The response of left ventricular function, coronary blood flow, and myocardial lactate metabolism during percutaneous transluminal coronary angioplasty (PTCA) was studied in a series of patients undergoing the procedure.
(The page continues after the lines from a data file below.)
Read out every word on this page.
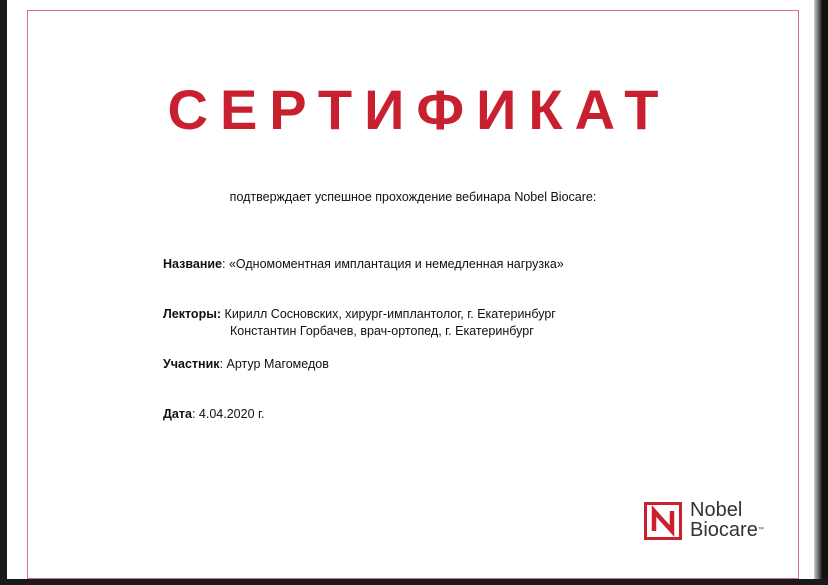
СЕРТИФИКАТ
подтверждает успешное прохождение вебинара Nobel Biocare:
Название: «Одномоментная имплантация и немедленная нагрузка»
Лекторы: Кирилл Сосновских, хирург-имплантолог, г. Екатеринбург
Константин Горбачев, врач-ортопед, г. Екатеринбург
Участник: Артур Магомедов
Дата: 4.04.2020 г.
Nobel
Biocare™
From four to six balloon inflation procedures per patient were performed with an average duration per occlusion of 51 +/- 12 sec (mean +/- SD) and a total occlusion time of 252 +/- 140 sec. Analysis of left ventricular hemodynamics in 19 patients showed that the relaxation parameters, peak negative rate of change in pressure, and early time constants of relaxation, responded earliest to short-term coronary occlusion (peak effect at 17 +/- 7 sec) while other parameters, such as peak pressure, left ventricular end-diastolic pressure, and peak positive rate of change in pressure, responded more gradually, suggesting a progressive depression of myocardial mechanics throughout the procedure. Left ventricular angiograms, available for 14 patients, indicated an early onset of asynchronous relaxation concurrent with the early response in peak negative dP/dt and the time constant of early relaxation. All hemodynamic functions fully recovered within minutes after the end of PTCA. Mean blood flow in the great cardiac vein and proximal coronary sinus and the hyperemic response were measured in 20 patients. Before PTCA mean flow in the great cardiac vein was 69 +/- 17 ml/min and in the coronary sinus it was 129 +/- 34 ml/min. Reactive hyperemia (great cardiac vein) was 55% after the first PTCA and 91% after the third. A more pronounced reaction was observed when the residual functional coronary stenosis was reduced in subsequent dilatations. Arteriovenous lactate difference appeared constant during the first two occlusions (control +0.11 mmol/liter, first PTCA -0.87 mmol/liter, and second PTCA -0.82 mmol/liter) and did not increase during subsequent occlusions. Within minutes after the procedure lactate balance was again positive, demonstrating the reversibility of the metabolic disturbances after repeated ischemia. The results of this study indicate that there is no permanent dysfunction of global or regional myocardial mechanics, myocardial blood flow, or lactate metabolism after PTCA with four to six coronary occlusions of 40 to 60 sec.

摘要

在一系列接受经皮腔内冠状动脉成形术(PTCA)的患者中,研究了该手术过程中左心室功能、冠状动脉血流和心肌乳酸代谢的反应。每位患者进行4至6次球囊扩张操作,每次闭塞的平均持续时间为51±12秒(均值±标准差),总闭塞时间为252±140秒。对19例患者的左心室血流动力学分析表明,舒张参数、压力变化的最大负速率和早期舒张时间常数对短期冠状动脉闭塞反应最早(在17±7秒时达到峰值效应),而其他参数,如峰值压力、左心室舒张末期压力和压力变化的最大正速率,反应则较为缓慢,表明在整个手术过程中心肌力学逐渐受到抑制。14例患者的左心室血管造影显示,早期出现异步舒张,与压力变化最大负速率和早期舒张时间常数的早期反应同时发生。所有血流动力学功能在PTCA结束后数分钟内完全恢复。在20例患者中测量了大心静脉和冠状动脉近端窦的平均血流以及充血反应。PTCA前,大心静脉的平均血流为69±17毫升/分钟,冠状动脉窦为129±34毫升/分钟。第一次PTCA后反应性充血(大心静脉)为55%,第三次后为91%。在随后的扩张中,当残余功能性冠状动脉狭窄减轻时,观察到更明显的反应。在前两次闭塞期间动静脉乳酸差值似乎恒定(对照+0.11毫摩尔/升,第一次PTCA -0.87毫摩尔/升,第二次PTCA -0.82毫摩尔/升),在随后的闭塞期间没有增加。手术后数分钟内乳酸平衡再次变为正值,表明反复缺血后代谢紊乱是可逆的。本研究结果表明,在进行4至6次40至60秒的冠状动脉闭塞的PTCA后,整体或局部心肌力学、心肌血流或乳酸代谢不存在永久性功能障碍。